Research
The work of the Functional Neurosurgery Research Group, headed by Professor Steven Gill has two key elements.Developing novel techniques of direct intracranial drug delivery
The blood-brain barrier profoundly limits the access of potentially therapeutic agents into the brain. We develop innovative, minimally-invasive techniques for delivering therapies directly into the brains of patients with a range of neurological conditions. We are particularly interested in the delivery of viral and non-viral vectors, monoclonal antibodies and neurotrophic factors to patients with Parkinson’s disease and brain tumours.

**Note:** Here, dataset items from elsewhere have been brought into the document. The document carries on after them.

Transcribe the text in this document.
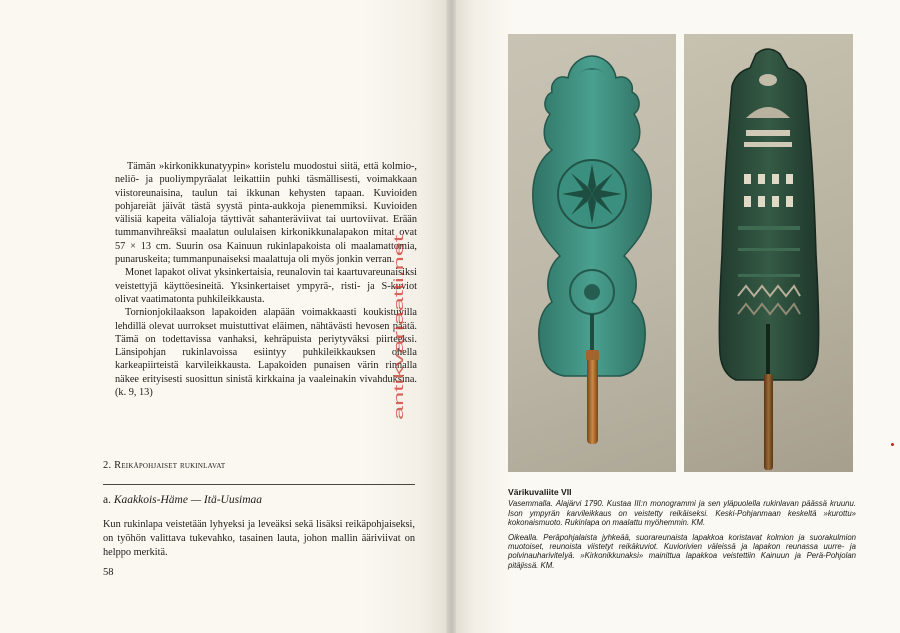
Tämän »kirkonikkunatyypin» koristelu muodostui siitä, että kolmio-, neliö- ja puoliympyräalat leikattiin puhki täsmällisesti, voimakkaan viistoreunaisina, taulun tai ikkunan kehysten tapaan. Kuvioiden pohjareiät jäivät tästä syystä pinta-aukkoja pienemmiksi. Kuvioiden välisiä kapeita välialoja täyttivät sahanteräviivat tai uurtoviivat. Erään tummanvihreäksi maalatun oululaisen kirkonikkunalapakon mitat ovat 57 × 13 cm. Suurin osa Kainuun rukinlapakoista oli maalamattomia, punaruskeita; tummanpunaiseksi maalattuja oli myös jonkin verran.

Monet lapakot olivat yksinkertaisia, reunalovin tai kaartuvareunaisiksi veistettyjä käyttöesineitä. Yksinkertaiset ympyrä-, risti- ja S-kuviot olivat vaatimatonta puhkileikkausta.

Tornionjokilaakson lapakoiden alapään voimakkaasti koukistuvilla lehdillä olevat uurrokset muistuttivat eläimen, nähtävästi hevosen päätä. Tämä on todettavissa vanhaksi, kehräpuista periytyväksi piirteeksi. Länsipohjan rukinlavoissa esiintyy puhkileikkauksen ohella karkeapiirteistä karvileikkausta. Lapakoiden punaisen värin rinnalla näkee erityisesti suosittun sinistä kirkkaina ja vaaleinakin vivahduksina. (k. 9, 13)	antikvariaatti.net
2. Reikäpohjaiset rukinlavat
a. Kaakkois-Häme — Itä-Uusimaa
Kun rukinlapa veistetään lyhyeksi ja leveäksi sekä lisäksi reikäpohjaiseksi, on työhön valittava tukevahko, tasainen lauta, johon mallin ääriviivat on helppo merkitä.
58
Värikuvaliite VII

Vasemmalla. Alajärvi 1790. Kustaa III:n monogrammi ja sen yläpuolella rukinlavan päässä kruunu. Ison ympyrän karvileikkaus on veistetty reikäiseksi. Keski-Pohjanmaan keskeltä »kurottu» kokonaismuoto. Rukinlapa on maalattu myöhemmin. KM.

Oikealla. Peräpohjalaista jyhkeää, suorareunaista lapakkoa koristavat kolmion ja suorakulmion muotoiset, reunoista viistetyt reikäkuviot. Kuviorivien väleissä ja lapakon reunassa uurre- ja polvinauhariviteIyä. »Kirkonikkunaksi» mainittua lapakkoa veistettiin Kainuun ja Perä-Pohjolan pitäjissä. KM.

So far, we have undertaken pioneering studies into the delivery of growth factors directly into the brains of patients with Parkinson’s disease. In the near future, we plan to undertake a number of trials of direct intracranial delivery of novel chemotherapeutic agents in patients with primary brain tumours.
We work with a number of industrial and academic collaborators providing expertise in medical engineering, fluid dynamics, software engineering, medical imaging and drug development. This research is funded by the Medical Research Council, the Cure Parkinson’s Trust and the Friend’s of Bristol Oncology Centre and is based in the Avon Orthopaedic Centre at Southmead Hospital.
Deep brain stimulation surgery
We have been performing Deep Brain Stimulation (DBS) at Frenchay Hospital for more than ten years. During this time we have pioneered advances in this treatment. developing a unique method of implanting deep brain stimulating electrodes using high resoultion MRI scans. Our current research is focusing on the following novel targets:
- Parkinson’s Disease. The Caudal Zona Incerta
- Parkinson’s Disease. The Pedunculopontine Nucleus
- Epilepsy
Parkinson’s Disease. The Caudal Zona Incerta
In depth analysis of our clinical outcomes and corresponding electrode position has shown the most effective contacts to be located dorsal to the conventional target site, the subthalamic nucleus (STN). This region, known as the Zona Incerta (ZI), is less than 1mm in diameter. Subsequent to this finding we have operated on approximately 70 patients with PD, targeting the ZI. We have found this new target to provide a 20 per cent additional improvement in the cardinal symptoms of PD when compared to the STN. (Plaha P, Gill SS, Brain. 2006 Jul; 129:1732-47)
Parkinson’s Disease. The Pedunculopontine Nucleus
Axial symptoms such as gait disturbance, postural instability and falls, are some of the most disabling and treatment resistant symptoms of PD. These symptoms have a limited response compared to the currently available medical and surgical therapies. Human post-mortem studies and experiments in animal models of PD have shown the Pedunculopontine Nucleus, a small region of the midbrain, to be a potential target for the treatment of axial symptoms in PD.
Our group was the first to publish on DBS of this region in humans showing improvements in the previously treatment resistant axial symptoms of PD. (Plaha P, Gill SS Neuroreport. 2005 Nov 28;16(17):1883-7). Following our early positive experience, we are now proceeding to a trial of combined ZI and PPN stimulation in patients with Parkinson’s disease.
Epilepsy
We are currently undertaking the only trial of DBS for epilepsy in the UK, which is open to both adult and pediatric patients. The trial aims to treat patients with hypothalamic hamartomas or dominant hemisphere mesial temporal sclerosis, in whom traditional resective surgery carries a high a risk of complications such as memory, speech or endocrine disturbance.
We are at the early stages of this trial and have operated on two patients, who have shown promising results.